Hedge Trimming
Wow, I think the whole world is hedge trimming at the moment. Now (late summer, early autumn) is the time to cut back your conifers and beech hedges and all that, which in my garden is most of the hedging. I cut the privet last week, it should have had more cuts over the summer, but it has had to get away with just the one. I didn't want to disturb it in early summer because of all the birds.
Today I did one of the beech hedges and also a yew which isn't a hedge but a big bush by the bird feeders. Sometimes the sparrowhawk lurks in the bush waiting to pounce on the little birds, but it gives the birds refuge most of the time and a sneaky way of approaching the feeders.
We had to go to the dump later with many of the cuttings (some from the last few weeks!) and the household refuse site (to give it it's more formal name!) was teeming with people with sackfuls and armfuls of the stuff, so obviously everyone is hedge trimming now.
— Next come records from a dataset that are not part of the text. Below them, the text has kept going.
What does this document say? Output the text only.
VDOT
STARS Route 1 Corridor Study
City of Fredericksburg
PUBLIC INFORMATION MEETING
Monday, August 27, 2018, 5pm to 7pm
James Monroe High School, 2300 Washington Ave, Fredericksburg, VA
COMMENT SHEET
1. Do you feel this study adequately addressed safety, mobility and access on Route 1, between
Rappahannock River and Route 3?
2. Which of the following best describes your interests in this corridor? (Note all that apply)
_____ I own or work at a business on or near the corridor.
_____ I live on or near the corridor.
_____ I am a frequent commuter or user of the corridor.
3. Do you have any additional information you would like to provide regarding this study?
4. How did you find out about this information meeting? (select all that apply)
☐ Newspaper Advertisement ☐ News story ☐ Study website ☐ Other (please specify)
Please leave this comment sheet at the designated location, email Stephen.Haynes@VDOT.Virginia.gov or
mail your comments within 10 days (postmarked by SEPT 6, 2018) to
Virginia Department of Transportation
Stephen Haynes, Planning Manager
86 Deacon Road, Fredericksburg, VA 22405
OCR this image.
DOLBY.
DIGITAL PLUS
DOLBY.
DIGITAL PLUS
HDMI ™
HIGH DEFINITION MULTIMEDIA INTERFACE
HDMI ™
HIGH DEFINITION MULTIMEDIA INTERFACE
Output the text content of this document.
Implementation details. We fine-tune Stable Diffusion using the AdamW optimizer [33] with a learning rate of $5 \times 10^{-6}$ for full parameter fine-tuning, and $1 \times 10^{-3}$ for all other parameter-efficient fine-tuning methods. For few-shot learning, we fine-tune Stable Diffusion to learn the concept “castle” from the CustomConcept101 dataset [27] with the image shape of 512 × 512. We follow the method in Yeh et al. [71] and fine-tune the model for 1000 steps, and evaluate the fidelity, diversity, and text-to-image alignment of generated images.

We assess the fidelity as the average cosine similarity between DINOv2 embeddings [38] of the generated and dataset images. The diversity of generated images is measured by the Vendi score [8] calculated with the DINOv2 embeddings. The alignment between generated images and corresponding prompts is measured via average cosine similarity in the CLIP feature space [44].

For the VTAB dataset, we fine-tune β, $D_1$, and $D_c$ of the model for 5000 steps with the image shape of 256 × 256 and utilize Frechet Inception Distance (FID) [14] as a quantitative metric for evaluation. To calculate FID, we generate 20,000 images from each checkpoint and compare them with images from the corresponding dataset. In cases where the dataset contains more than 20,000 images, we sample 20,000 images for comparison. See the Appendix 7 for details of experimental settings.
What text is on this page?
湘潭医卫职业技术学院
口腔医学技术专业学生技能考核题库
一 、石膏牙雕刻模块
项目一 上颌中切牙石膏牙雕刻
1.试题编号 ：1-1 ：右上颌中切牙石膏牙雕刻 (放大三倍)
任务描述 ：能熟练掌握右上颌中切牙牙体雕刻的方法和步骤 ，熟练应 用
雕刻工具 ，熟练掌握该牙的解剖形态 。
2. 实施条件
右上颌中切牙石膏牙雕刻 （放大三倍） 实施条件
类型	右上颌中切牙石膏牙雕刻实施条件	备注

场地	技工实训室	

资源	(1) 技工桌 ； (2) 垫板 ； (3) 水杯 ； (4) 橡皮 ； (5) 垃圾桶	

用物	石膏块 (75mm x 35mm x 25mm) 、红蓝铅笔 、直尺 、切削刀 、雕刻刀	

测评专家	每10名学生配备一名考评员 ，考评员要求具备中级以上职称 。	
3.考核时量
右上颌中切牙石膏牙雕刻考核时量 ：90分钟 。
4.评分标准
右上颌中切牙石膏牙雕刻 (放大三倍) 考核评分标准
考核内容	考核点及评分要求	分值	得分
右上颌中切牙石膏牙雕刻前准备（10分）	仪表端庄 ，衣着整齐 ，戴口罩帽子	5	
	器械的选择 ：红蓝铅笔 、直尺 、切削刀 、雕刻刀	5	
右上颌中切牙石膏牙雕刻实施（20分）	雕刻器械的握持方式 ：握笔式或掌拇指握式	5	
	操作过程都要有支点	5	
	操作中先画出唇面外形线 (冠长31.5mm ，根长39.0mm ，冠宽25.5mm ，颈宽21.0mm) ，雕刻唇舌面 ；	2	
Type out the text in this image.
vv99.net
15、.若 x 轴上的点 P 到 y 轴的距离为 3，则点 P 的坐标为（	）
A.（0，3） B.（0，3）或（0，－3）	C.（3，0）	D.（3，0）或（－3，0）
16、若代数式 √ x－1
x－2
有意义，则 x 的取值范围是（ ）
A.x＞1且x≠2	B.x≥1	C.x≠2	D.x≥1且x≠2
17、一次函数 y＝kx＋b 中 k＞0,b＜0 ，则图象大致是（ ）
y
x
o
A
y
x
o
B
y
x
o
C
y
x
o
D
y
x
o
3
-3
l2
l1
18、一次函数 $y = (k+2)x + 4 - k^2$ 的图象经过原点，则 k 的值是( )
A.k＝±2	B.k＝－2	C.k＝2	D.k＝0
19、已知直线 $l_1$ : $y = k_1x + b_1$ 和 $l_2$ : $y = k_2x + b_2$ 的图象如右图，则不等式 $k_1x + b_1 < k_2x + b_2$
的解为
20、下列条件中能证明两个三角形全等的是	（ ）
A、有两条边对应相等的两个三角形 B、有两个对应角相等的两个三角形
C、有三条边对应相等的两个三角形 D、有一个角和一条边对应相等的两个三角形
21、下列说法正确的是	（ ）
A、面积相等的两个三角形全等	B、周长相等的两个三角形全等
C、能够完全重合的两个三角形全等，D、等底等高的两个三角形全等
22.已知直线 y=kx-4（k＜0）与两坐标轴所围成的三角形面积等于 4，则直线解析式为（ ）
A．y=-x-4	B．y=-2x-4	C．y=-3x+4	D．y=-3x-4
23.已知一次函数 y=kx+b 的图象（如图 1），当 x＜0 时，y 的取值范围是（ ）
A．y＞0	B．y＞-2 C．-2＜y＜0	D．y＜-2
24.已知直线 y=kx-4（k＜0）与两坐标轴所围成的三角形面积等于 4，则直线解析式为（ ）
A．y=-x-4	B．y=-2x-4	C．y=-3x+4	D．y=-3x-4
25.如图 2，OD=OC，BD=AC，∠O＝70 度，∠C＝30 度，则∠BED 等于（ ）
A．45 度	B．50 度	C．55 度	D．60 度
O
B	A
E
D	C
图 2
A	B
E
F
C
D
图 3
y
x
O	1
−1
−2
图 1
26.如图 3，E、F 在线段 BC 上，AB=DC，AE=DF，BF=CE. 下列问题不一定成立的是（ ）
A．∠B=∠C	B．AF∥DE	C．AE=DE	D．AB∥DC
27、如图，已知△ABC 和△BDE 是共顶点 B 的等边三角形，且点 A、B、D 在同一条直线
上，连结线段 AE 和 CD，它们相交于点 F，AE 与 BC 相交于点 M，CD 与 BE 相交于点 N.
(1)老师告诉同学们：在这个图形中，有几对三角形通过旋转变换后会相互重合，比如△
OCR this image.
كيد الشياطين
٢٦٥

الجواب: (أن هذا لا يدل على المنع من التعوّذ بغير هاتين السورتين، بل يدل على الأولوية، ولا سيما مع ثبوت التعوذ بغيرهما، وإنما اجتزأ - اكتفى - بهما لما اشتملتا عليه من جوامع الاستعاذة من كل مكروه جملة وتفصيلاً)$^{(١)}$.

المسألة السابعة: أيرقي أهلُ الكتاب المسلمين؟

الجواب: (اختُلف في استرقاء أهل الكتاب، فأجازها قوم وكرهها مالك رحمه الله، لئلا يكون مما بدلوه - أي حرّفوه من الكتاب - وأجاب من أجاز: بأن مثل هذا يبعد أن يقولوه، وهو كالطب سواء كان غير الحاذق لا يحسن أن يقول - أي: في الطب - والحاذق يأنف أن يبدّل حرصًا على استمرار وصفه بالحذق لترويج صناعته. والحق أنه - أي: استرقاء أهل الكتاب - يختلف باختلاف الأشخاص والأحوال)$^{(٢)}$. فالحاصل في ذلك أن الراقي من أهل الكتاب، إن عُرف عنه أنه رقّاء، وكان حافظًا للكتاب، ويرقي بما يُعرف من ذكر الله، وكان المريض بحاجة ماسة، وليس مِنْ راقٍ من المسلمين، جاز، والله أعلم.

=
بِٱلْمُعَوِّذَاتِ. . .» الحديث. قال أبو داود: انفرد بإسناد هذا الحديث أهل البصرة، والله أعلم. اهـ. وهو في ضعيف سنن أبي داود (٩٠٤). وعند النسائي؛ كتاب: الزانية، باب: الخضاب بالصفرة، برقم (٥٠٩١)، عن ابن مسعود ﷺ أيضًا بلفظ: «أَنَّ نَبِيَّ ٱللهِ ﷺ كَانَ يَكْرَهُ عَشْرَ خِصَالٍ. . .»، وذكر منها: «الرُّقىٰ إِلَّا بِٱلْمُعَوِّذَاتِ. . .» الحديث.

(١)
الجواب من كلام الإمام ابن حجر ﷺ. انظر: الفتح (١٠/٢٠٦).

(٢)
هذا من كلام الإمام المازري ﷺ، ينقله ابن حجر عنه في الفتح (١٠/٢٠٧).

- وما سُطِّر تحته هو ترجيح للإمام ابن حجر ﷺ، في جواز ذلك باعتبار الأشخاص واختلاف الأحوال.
Some of the leylandii are too high for me to reach. They don't belong to me but to neighbours so I hope that isn't going to lead to trouble in the future. None of them encroach on our light as such although one is out to the east of us so could eventually obscure the morning sun. It wouldn't be such a bad thing as we get blinded by it in the conservatory of a spring morning, but having said that we do like to see some sky and birds in that direction. The neighbour who owns that leylandii is never there so it is difficult to talk to him. He seems like a nice enough chap but if he isn't there it is hard to know what to do.